Oltre alla gestione clinica tradizionale ci sono sempre ambulatori dedicati alla prevenzione, inclusa la profilassi pre-esposizione (PrEP), che è una strategia preventiva che consiste nell’assunzione regolare di farmaci antiretrovirali da parte di persone Hiv-negative ad alto rischio di infezione e che può ridurre il rischio di contrarre l’Hiv fino al 99% se assunta correttamente, oltre i servizi di screening essenziali per la diagnosi tempestiva di diverse malattie infettive a trasmissione sessuale, compreso l’Hiv. Strumenti cruciali nella prevenzione dell’HIV, nonché strategie raccomandate dalle linee guida europee e italiane sono, oltre alla PrEP, anche la PEP (Profilassi Post-Esposizione), ovvero un trattamento d’emergenza che deve essere iniziato entro 72 ore da una potenziale esposizione all’HIV, come rapporti sessuali non protetti o esposizione professionale.

Oggi i soggetti affetti da infezione di HIV hanno una prognosi ed una qualità della vita sovrapponibile a quella della popolazione senza tale infezione grazie alla terapia antiretrovirale (ART), ma è fondamentale la diagnosi precoce. Secondo le linee guida europee dell’EACS (European AIDS Clinical Society), l’inizio precoce di tale trattamento può sopprimere la replicazione virale a livelli non rilevabili nel sangue, prevenendo la progressione dell’infezione verso l’AIDS e permettendo alle persone che ne sono affette di avere un’aspettativa di vita simile a quella della popolazione generale.

Nonostante l’enorme efficacia del trattamento dell’infezione oggi, un aspetto preoccupante resta quello legato alla sua diagnosi, poiché oltre il 60% di queste diagnosi avviene in fase tardiva, quando il sistema immunitario è già compromesso o, peggio, nel 28% dei casi, quando si è già sviluppato l’AIDS, con un aumentato rischio di complicanze cliniche per il paziente e di trasmissione del virus ad altri soggetti. Questo sottolinea l’importanza di strategie efficaci per promuovere il testing precoce e regolare tra le popolazioni a rischio.
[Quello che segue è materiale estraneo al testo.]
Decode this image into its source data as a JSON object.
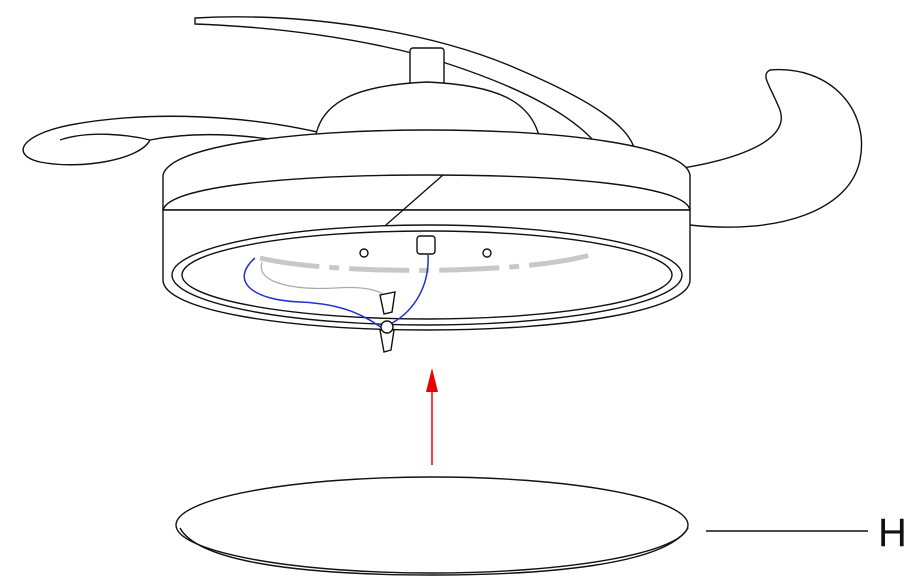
{
  "callout": {
    "label": "H"
  }
}
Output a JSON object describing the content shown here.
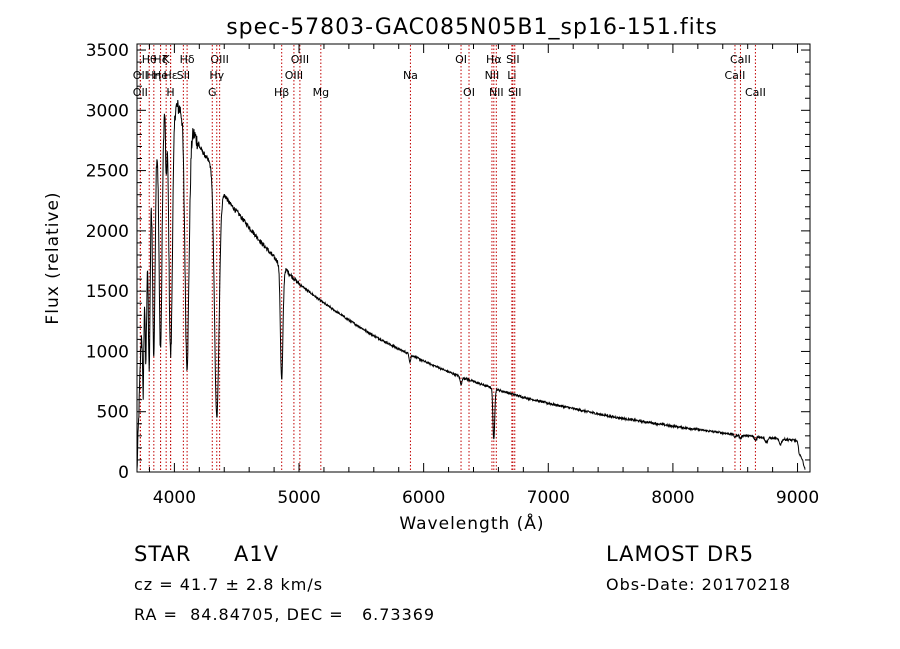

Le diagnosi tardive sono spesso il risultato di una bassa percezione del rischio, della mancanza di sintomi specifici nelle fasi iniziali dell’infezione e dello stigma associato all’HIV. Per migliorare questa situazione, è fondamentale aumentare la consapevolezza pubblica sull’importanza del testing regolare, promuovere campagne di sensibilizzazione e ridurre lo stigma attraverso l’informazione.